In response, he locates his account of imperfect reasons within a radically new account of objective rationality that allows the appeal to imperfect reasons to generate many more multiple options cases, and in so doing, he argues, to accommodate the basic belief. There are two central components to this new account of objective rationality. The first suggests that "'ought' implies not only 'personally possible,' but also 'scrupulously securable.'" (p. 172) Without going into detail, I predict that virtually all will agree that whether or not 'ought' implies 'scrupulously securable,' as Portmore claims, it does imply more than 'personally possible' as he characterizes it.
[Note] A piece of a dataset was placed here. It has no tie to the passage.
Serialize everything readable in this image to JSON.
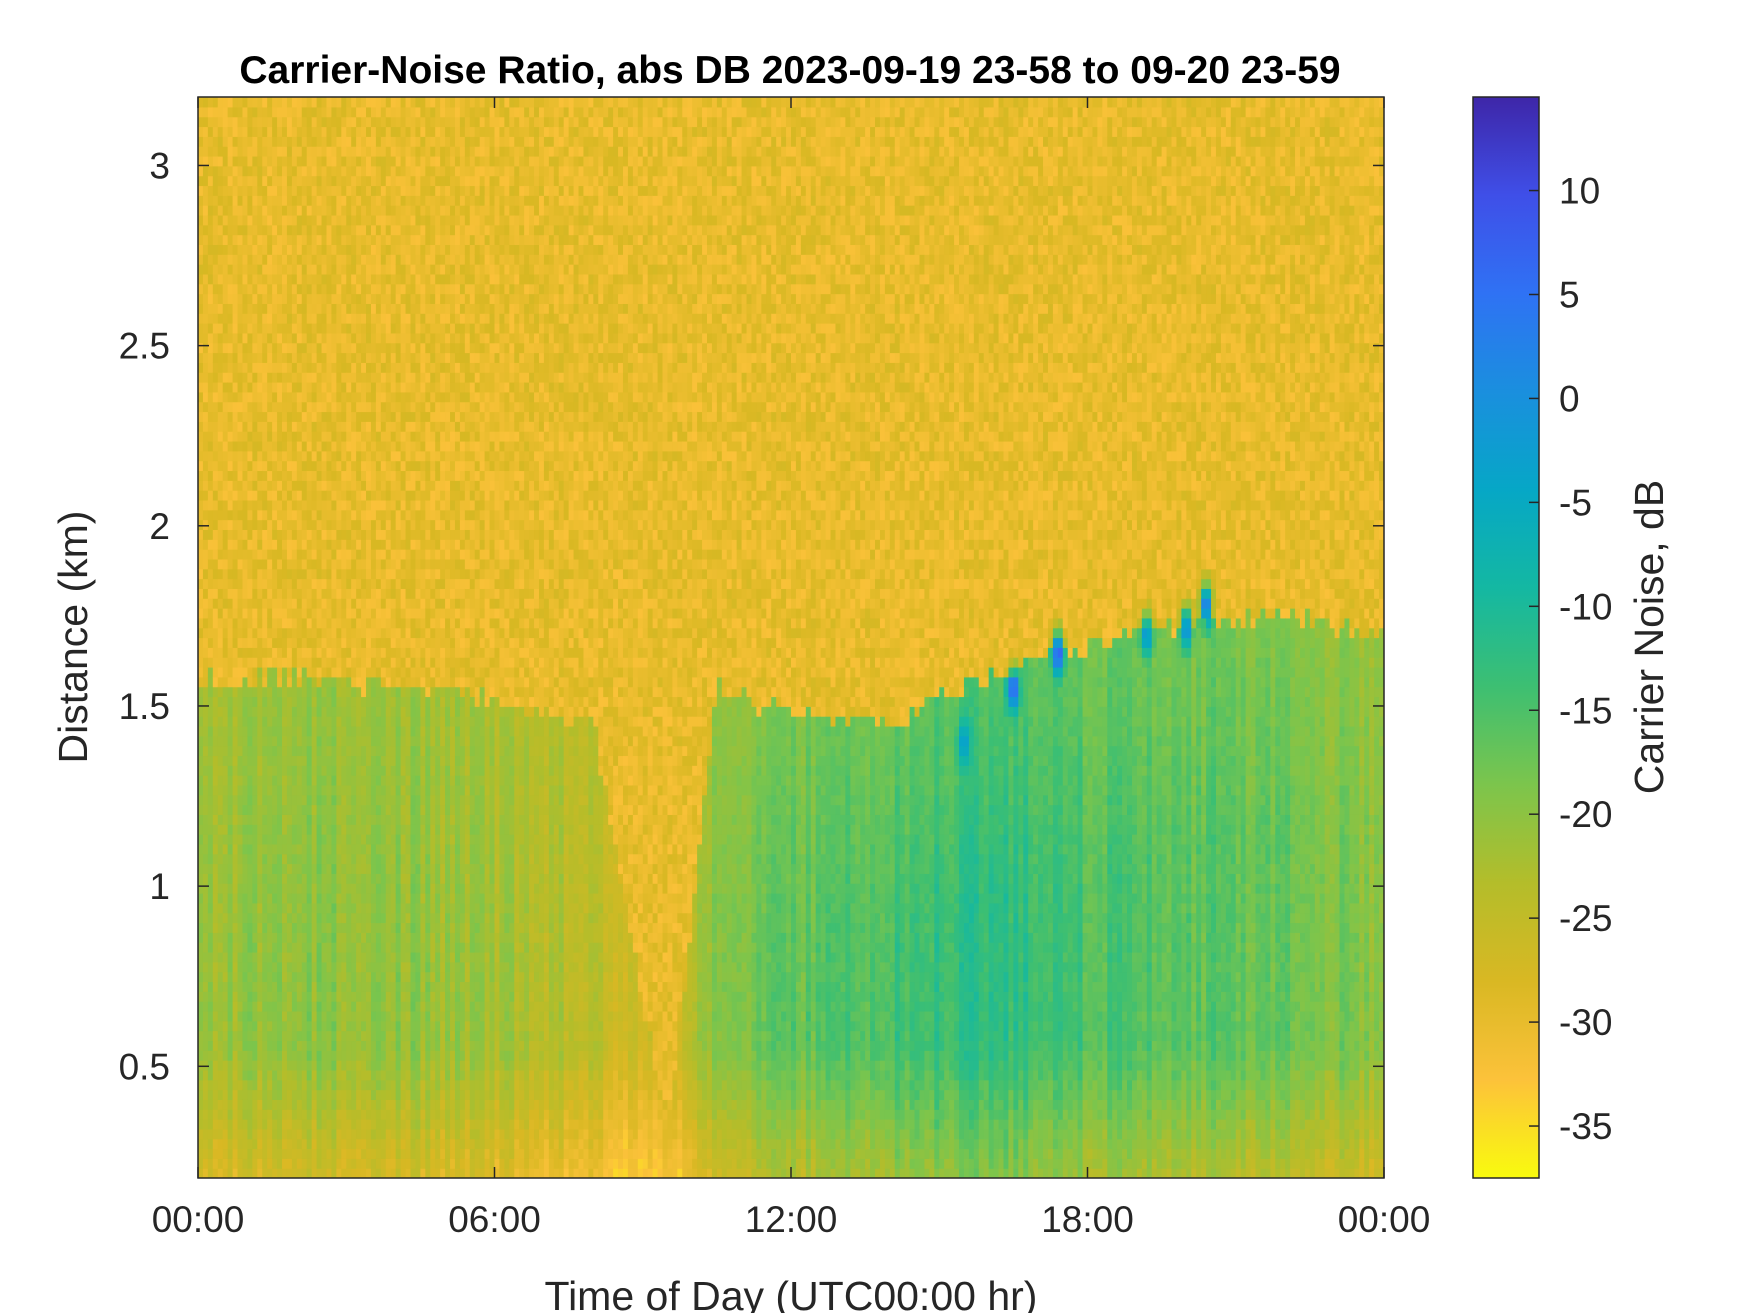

The second central component is both more important to his argument and more controversial. It holds that objective rationality does not directly assess actions, or even most sets of actions. Rather, it "tells us to apply normative principles directly only to maximal sets of actions." (p. 177) It is this feature of Portmore's account of objective rationality ("rational securitism") and of the analogous account of morality ("moral securitism") which entails that "most choice situations are multiple option cases," (p. 183) thereby providing the resources to handle standard objections to an imperfect reasons account of the basic belief. It is one thing, however, and a fairly uncontroversial thing, to maintain that the rationality of certain actions can only be assessed in some sense indirectly, within the context of appropriate sets of actions (an "Across-the-Board Approach"), and quite another to maintain, as Portmore does, that individual actions can only ever be rationally assessed indirectly, within the context of sets of actions, and that even most sets of actions can only be rationally assessed indirectly, within the context of "maximal sets of actions" (a "Top-Down Approach"). Although he takes up several pressing worries about the presuppositions and implications of such an approach at the end of the sixth chapter, such remarks are best read as an opening salvo in any comprehensive defense of the view.

The version of act-consequentialism that Portmore sketches in the final chapter, commonsense consequentialism, combines the moral securitism that he articulates in chapter 6 with the dual-ranking act-consequentialist structure defended in chapter 5. But as Portmore himself readily allows, his defense of rational and moral securitism in no way presupposes TCR or a dual-ranking structure, nor does TCR or the commitment to a dual-ranking structure mandate the particular defense of the basic belief that he presents in the form of rational and moral securitism.

References

Brewer, T. 2009. The Retrieval of Ethics. New York: Oxford University Press.

Kagan, S. 1989. The Limits of Morality. Oxford: Clarendon Press.

Korsgaard, C. 2008. The Constitution of Agency. New York: Oxford University Press.

Moran, Richard and Stone, Martin (2011) "Anscombe on Expression of Intention: An Exegesis," in Essays on Anscombe's Intention, A. Ford, J. Hornsby, and F. Stoutland (eds.). Cambridge: Harvard University Press: pp. 33-75.

Raz, J. 1999. Engaging Reason. Oxford: Oxford University Press.

Schroeder, Mark. (2007). "Teleology, Agent-Relative Value, and 'Good'," Ethics 117: pp. 265-295.

Thompson, M. 2008. Life and Action. Cambridge: Harvard University Press.